Opinion Sugar and Cotton
One of the things which has always intrigued me is the differential treatment Sugar and Cotton get in terms of economic policy treatment by the Government of India.
One of the things which has always intrigued me is the differential treatment Sugar and Cotton get in terms of economic policy treatment by the Government of India.
They are both commercial crops,which have a strong agro industrial linkage,are amenable to international trade and probably have nearly similar income and price elasticitys in terms of the final consumer goods,made ups and white sugar. But in terms of tariff policies they get very different treatment. Sugar for example at present gets a seventy per cent rate of protection. Cotton gets zero or five per cent. In earlier days when excises were variable the excise rates on the two were highly differentiated. This is no longer true with VAT.

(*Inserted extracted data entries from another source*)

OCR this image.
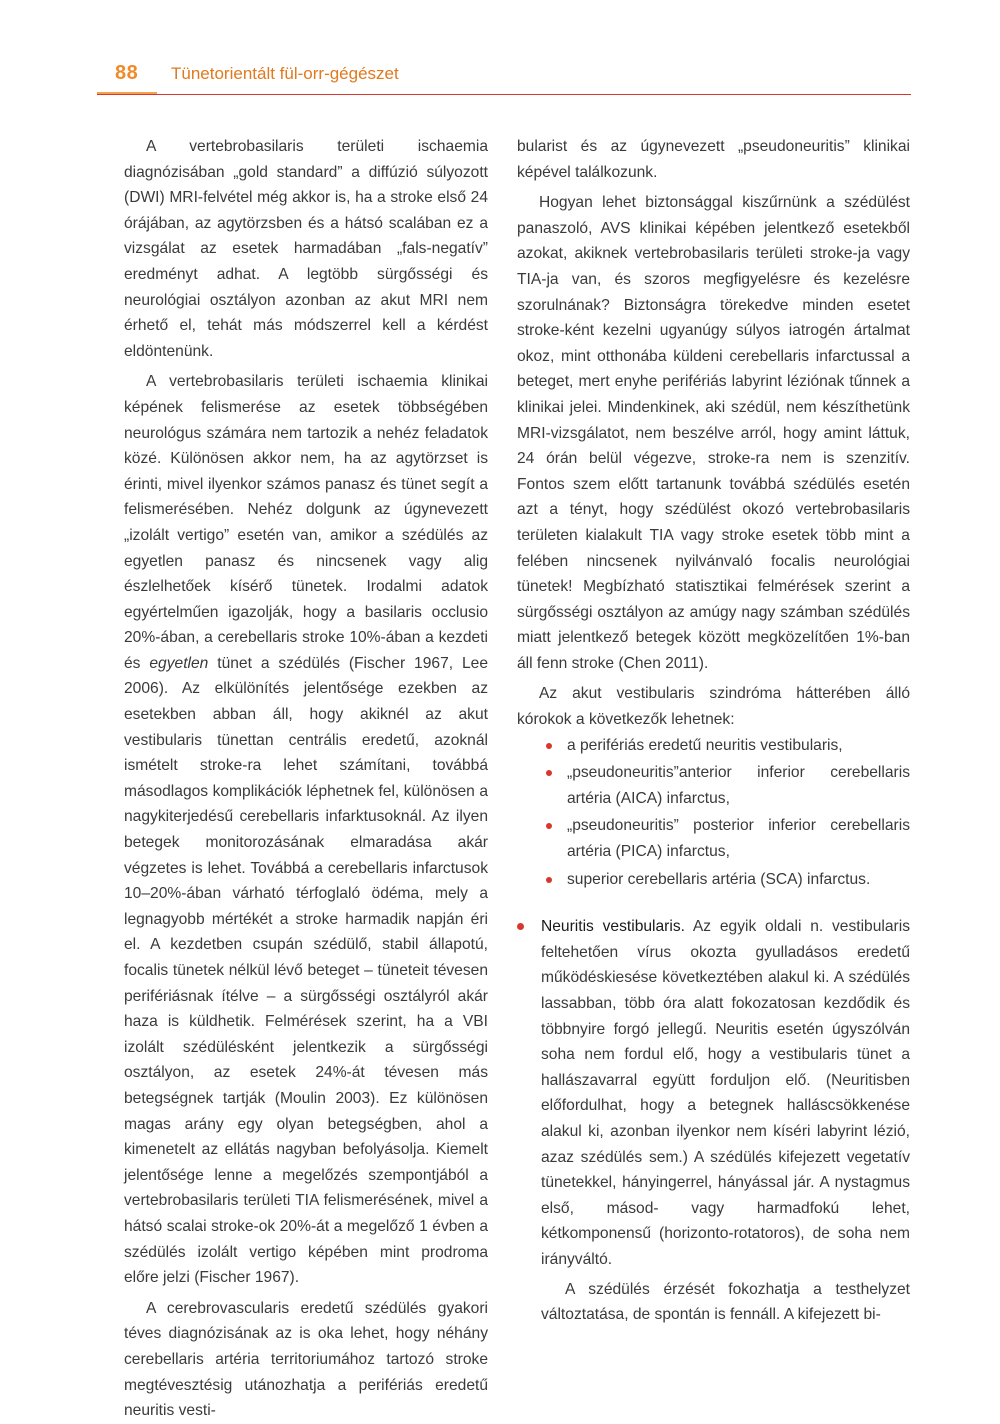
88 Tünetorientált fül-orr-gégészet

A vertebrobasilaris területi ischaemia diagnózisában „gold standard” a diffúzió súlyozott (DWI) MRI-felvétel még akkor is, ha a stroke első 24 órájában, az agytörzsben és a hátsó scalában ez a vizsgálat az esetek harmadában „fals-negatív” eredményt adhat. A legtöbb sürgősségi és neurológiai osztályon azonban az akut MRI nem érhető el, tehát más módszerrel kell a kérdést eldöntenünk.

A vertebrobasilaris területi ischaemia klinikai képének felismerése az esetek többségében neurológus számára nem tartozik a nehéz feladatok közé. Különösen akkor nem, ha az agytörzset is érinti, mivel ilyenkor számos panasz és tünet segít a felismerésében. Nehéz dolgunk az úgynevezett „izolált vertigo” esetén van, amikor a szédülés az egyetlen panasz és nincsenek vagy alig észlelhetőek kísérő tünetek. Irodalmi adatok egyértelműen igazolják, hogy a basilaris occlusio 20%-ában, a cerebellaris stroke 10%-ában a kezdeti és egyetlen tünet a szédülés (Fischer 1967, Lee 2006). Az elkülönítés jelentősége ezekben az esetekben abban áll, hogy akiknél az akut vestibularis tünettan centrális eredetű, azoknál ismételt stroke-ra lehet számítani, továbbá másodlagos komplikációk léphetnek fel, különösen a nagykiterjedésű cerebellaris infarktusoknál. Az ilyen betegek monitorozásának elmaradása akár végzetes is lehet. Továbbá a cerebellaris infarctusok 10–20%-ában várható térfoglaló ödéma, mely a legnagyobb mértékét a stroke harmadik napján éri el. A kezdetben csupán szédülő, stabil állapotú, focalis tünetek nélkül lévő beteget – tüneteit tévesen perifériásnak ítélve – a sürgősségi osztályról akár haza is küldhetik. Felmérések szerint, ha a VBI izolált szédülésként jelentkezik a sürgősségi osztályon, az esetek 24%-át tévesen más betegségnek tartják (Moulin 2003). Ez különösen magas arány egy olyan betegségben, ahol a kimenetelt az ellátás nagyban befolyásolja. Kiemelt jelentősége lenne a megelőzés szempontjából a vertebrobasilaris területi TIA felismerésének, mivel a hátsó scalai stroke-ok 20%-át a megelőző 1 évben a szédülés izolált vertigo képében mint prodroma előre jelzi (Fischer 1967).

A cerebrovascularis eredetű szédülés gyakori téves diagnózisának az is oka lehet, hogy néhány cerebellaris artéria territoriumához tartozó stroke megtévesztésig utánozhatja a perifériás eredetű neuritis vesti-

bularist és az úgynevezett „pseudoneuritis” klinikai képével találkozunk.

Hogyan lehet biztonsággal kiszűrnünk a szédülést panaszoló, AVS klinikai képében jelentkező esetekből azokat, akiknek vertebrobasilaris területi stroke-ja vagy TIA-ja van, és szoros megfigyelésre és kezelésre szorulnának? Biztonságra törekedve minden esetet stroke-ként kezelni ugyanúgy súlyos iatrogén ártalmat okoz, mint otthonába küldeni cerebellaris infarctussal a beteget, mert enyhe perifériás labyrint léziónak tűnnek a klinikai jelei. Mindenkinek, aki szédül, nem készíthetünk MRI-vizsgálatot, nem beszélve arról, hogy amint láttuk, 24 órán belül végezve, stroke-ra nem is szenzitív. Fontos szem előtt tartanunk továbbá szédülés esetén azt a tényt, hogy szédülést okozó vertebrobasilaris területen kialakult TIA vagy stroke esetek több mint a felében nincsenek nyilvánvaló focalis neurológiai tünetek! Megbízható statisztikai felmérések szerint a sürgősségi osztályon az amúgy nagy számban szédülés miatt jelentkező betegek között megközelítően 1%-ban áll fenn stroke (Chen 2011).

Az akut vestibularis szindróma hátterében álló kórokok a következők lehetnek:

a perifériás eredetű neuritis vestibularis,
„pseudoneuritis”anterior inferior cerebellaris artéria (AICA) infarctus,
„pseudoneuritis” posterior inferior cerebellaris artéria (PICA) infarctus,
superior cerebellaris artéria (SCA) infarctus.

Neuritis vestibularis. Az egyik oldali n. vestibularis feltehetően vírus okozta gyulladásos eredetű működéskiesése következtében alakul ki. A szédülés lassabban, több óra alatt fokozatosan kezdődik és többnyire forgó jellegű. Neuritis esetén úgyszólván soha nem fordul elő, hogy a vestibularis tünet a hallászavarral együtt forduljon elő. (Neuritisben előfordulhat, hogy a betegnek halláscsökkenése alakul ki, azonban ilyenkor nem kíséri labyrint lézió, azaz szédülés sem.) A szédülés kifejezett vegetatív tünetekkel, hányingerrel, hányással jár. A nystagmus első, másod- vagy harmadfokú lehet, kétkomponensű (horizonto-rotatoros), de soha nem irányváltó.

A szédülés érzését fokozhatja a testhelyzet változtatása, de spontán is fennáll. A kifejezett bi-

The most likely reason is the different power of influential lobbies. Raw cotton seems to have little punch. It is a fascinating story. In fact it is a pure and unadulterated success. BT cotton is the dream story and before that Shanker 6 and & were equally so. We grow long staples. Quality in major States like Gujarat is good.

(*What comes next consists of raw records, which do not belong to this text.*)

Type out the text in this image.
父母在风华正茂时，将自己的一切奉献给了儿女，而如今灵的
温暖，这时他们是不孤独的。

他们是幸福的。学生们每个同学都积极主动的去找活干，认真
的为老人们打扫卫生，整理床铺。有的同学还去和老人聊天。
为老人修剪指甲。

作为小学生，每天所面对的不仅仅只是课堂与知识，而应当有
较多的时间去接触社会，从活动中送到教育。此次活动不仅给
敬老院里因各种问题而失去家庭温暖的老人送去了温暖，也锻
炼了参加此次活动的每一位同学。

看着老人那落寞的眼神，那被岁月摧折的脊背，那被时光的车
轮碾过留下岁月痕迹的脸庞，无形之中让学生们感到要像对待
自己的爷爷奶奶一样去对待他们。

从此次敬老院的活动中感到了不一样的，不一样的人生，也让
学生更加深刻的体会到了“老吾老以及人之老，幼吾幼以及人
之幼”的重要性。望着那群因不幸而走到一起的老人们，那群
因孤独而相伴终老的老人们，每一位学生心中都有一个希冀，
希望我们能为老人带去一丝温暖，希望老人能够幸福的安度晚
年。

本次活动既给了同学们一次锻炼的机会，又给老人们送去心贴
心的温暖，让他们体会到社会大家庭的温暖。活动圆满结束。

Productivity has risen in a marked manner and so have exports. Government of India bans or controls quantitatively exports in an extremely erratic and ad hoc manner. Exports were banned and now are allowed but each exporter has had to register again.
This is control raj at its worst and is the kind of quantitative intervention long written about in rent seeking literature,an aphorism for systemic corruption possibilities. There are also possibilities of industrial groups influencing policy to the detriment of the more diffused pressures of farming communities. The freeing of trade in cotton at the most with variable tariff rates would easily meet any sensible policy objectives.
In sugar also trade is controlled although the domestic manufacturer enjoys very high protection. Again the import of raw sugar is controlled and policies are erratic. It is interesting to note that while industrial policy is liberalized agro industry is still highly controlled with policies which are decades old and have long been given up for the rest of the economy. We pay lip service to priority for agriculture and control it with a vengeance.
Then we complain of agro led inflation as a structural phenomenon. Our policies are the structural reasons for bottlenecks.